Fig 11. Summary of the effect of maternal immune activation on serotonin and dopamine.

Pregnant mice were subcutaneously injected with lipopolysaccharide (LPS) at GD15 (25 μg/Kg), GD16 (25 μg/Kg) and GD17 (50 μg/Kg). Compared to the PBS-treated controls, the mRNA level of the tph1 gene (an isoform of serotonin synthesizing enzyme expressed on pineal gland) was down-regulated and the DA levels were elevated in the LPS-induced female fetal brains at GD18. In the female offspring, anxiety-like behaviors were observed in the OFT at 5 weeks old, in the LDB test at 6 weeks old, and in the EPM at 9 weeks old. At 5 weeks old, the mRNA level of the tph1 gene was up-regulated, whereas that of the tph2 gene (another serotonin synthesizing enzyme isoform mainly expressed in the raphe nuclei of the midbrain), slc6a3 (a DA transporter), slc6a4 (a 5-HT transporter) and slc6a5 (a glycine transporter) as well as the 5-HT levels were down-regulated in the cerebrum of the female offspring.
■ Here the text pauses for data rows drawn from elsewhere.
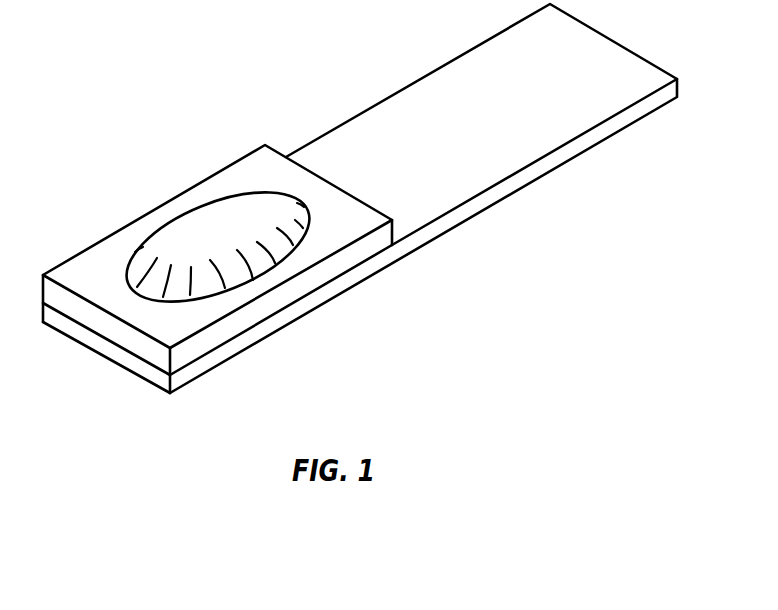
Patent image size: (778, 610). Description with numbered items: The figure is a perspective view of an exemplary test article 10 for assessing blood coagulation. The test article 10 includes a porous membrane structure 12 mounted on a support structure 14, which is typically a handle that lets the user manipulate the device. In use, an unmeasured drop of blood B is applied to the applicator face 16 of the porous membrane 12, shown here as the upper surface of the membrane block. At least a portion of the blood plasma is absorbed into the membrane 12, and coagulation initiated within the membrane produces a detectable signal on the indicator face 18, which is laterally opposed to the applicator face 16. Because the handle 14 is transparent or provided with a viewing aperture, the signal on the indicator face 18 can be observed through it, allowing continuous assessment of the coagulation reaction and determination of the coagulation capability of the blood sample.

The test article 10 is at (288, 80).
The porous membrane structure 12 is at (305, 287).
The support structure 14 is at (458, 213).
The applicator face 16 is at (75, 260).
The indicator face 18 is at (358, 268).
The blood sample B is at (193, 215).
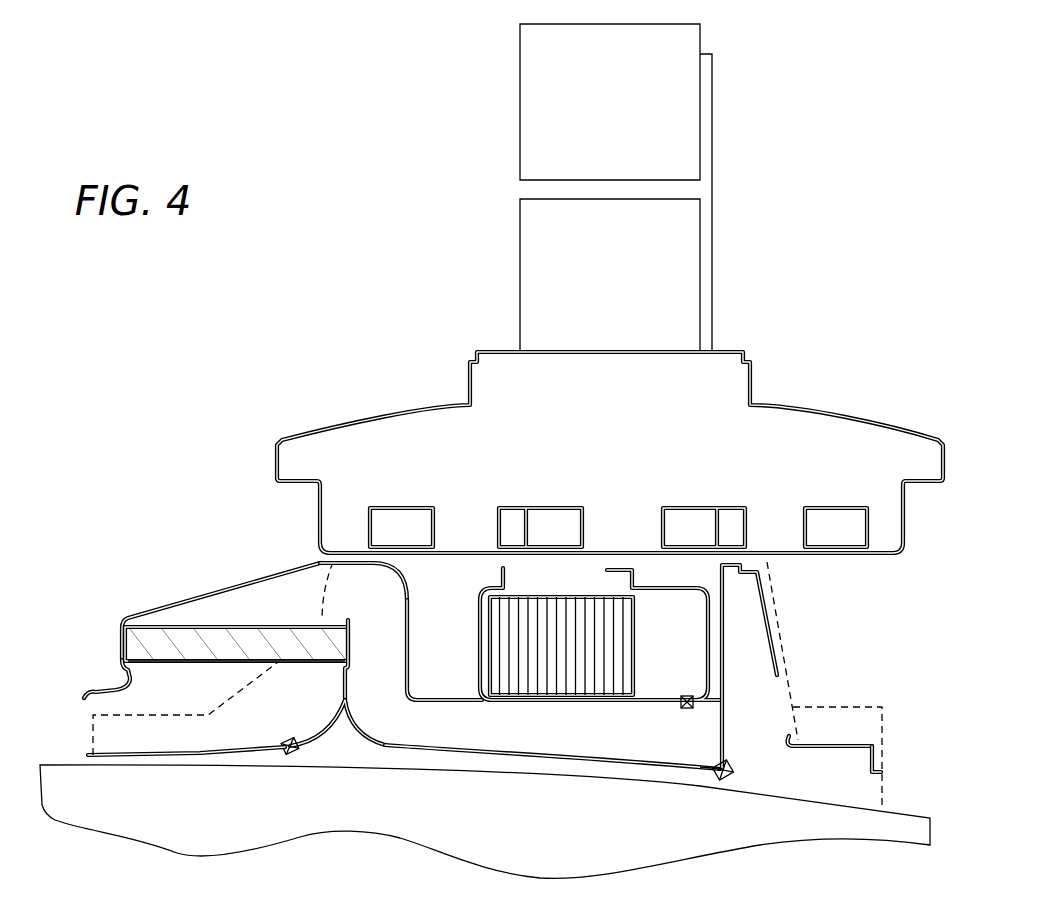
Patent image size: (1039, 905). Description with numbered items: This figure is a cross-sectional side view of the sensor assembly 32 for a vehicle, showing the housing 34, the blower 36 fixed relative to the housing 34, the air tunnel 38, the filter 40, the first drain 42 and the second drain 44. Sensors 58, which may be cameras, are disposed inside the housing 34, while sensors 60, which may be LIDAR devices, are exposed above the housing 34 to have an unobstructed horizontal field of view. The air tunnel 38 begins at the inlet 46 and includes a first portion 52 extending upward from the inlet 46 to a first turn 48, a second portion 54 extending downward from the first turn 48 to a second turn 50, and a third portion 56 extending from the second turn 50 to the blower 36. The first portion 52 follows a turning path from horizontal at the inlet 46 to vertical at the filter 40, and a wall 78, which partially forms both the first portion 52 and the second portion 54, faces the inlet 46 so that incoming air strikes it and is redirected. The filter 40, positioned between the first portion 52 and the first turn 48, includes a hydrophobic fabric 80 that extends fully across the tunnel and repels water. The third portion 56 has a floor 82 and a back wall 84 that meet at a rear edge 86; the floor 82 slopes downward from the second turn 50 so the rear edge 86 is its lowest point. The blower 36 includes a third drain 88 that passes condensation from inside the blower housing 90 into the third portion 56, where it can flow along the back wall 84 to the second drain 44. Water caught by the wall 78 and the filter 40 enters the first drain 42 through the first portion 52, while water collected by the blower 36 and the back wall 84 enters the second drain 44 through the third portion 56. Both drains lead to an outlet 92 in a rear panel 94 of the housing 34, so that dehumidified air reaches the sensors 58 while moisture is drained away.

The sensor assembly 32 is at (938, 215).
The housing 34 is at (848, 408).
The blower 36 is at (632, 628).
The air tunnel 38 is at (243, 582).
The filter 40 is at (213, 625).
The first drain 42 is at (290, 752).
The second drain 44 is at (730, 780).
The inlet 46 is at (88, 690).
The first turn 48 is at (398, 571).
The second turn 50 is at (368, 750).
The first portion 52 is at (190, 760).
The second portion 54 is at (410, 637).
The third portion 56 is at (565, 775).
The sensors 58 is at (833, 507).
The sensors 60 is at (520, 217).
The wall 78 is at (340, 672).
The hydrophobic fabric 80 is at (180, 665).
The floor 82 is at (532, 748).
The back wall 84 is at (727, 724).
The rear edge 86 is at (720, 782).
The third drain 88 is at (685, 706).
The blower housing 90 is at (652, 585).
The outlet 92 is at (878, 773).
The rear panel 94 is at (872, 755).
At 8 weeks old, the tph1 and slc6a5 genes were up-regulated, and the tph2, slc6a3 and slc6a5 genes were down-regulated in the brains of the female offspring. The cerebral 5-HT levels were significantly decreased at 5 and 8 weeks old (solid arrow), whereas the DA levels exhibited a trend towards a decrease (dotted arrow). Moreover, the total number and distribution of tph2-expressing 5-HTergic neurons, and the diameter of the 5-HTergic axon hillocks were decreased at the age of 8 weeks. We concluded that maternal immune activation induced by exposure to a low dose of LPS decreased cerebral 5-HT in parallel with the down-regulation of 5-HT-related genes (tph2 and slc6a4), resulting in anxiety-like behavior in the female offspring.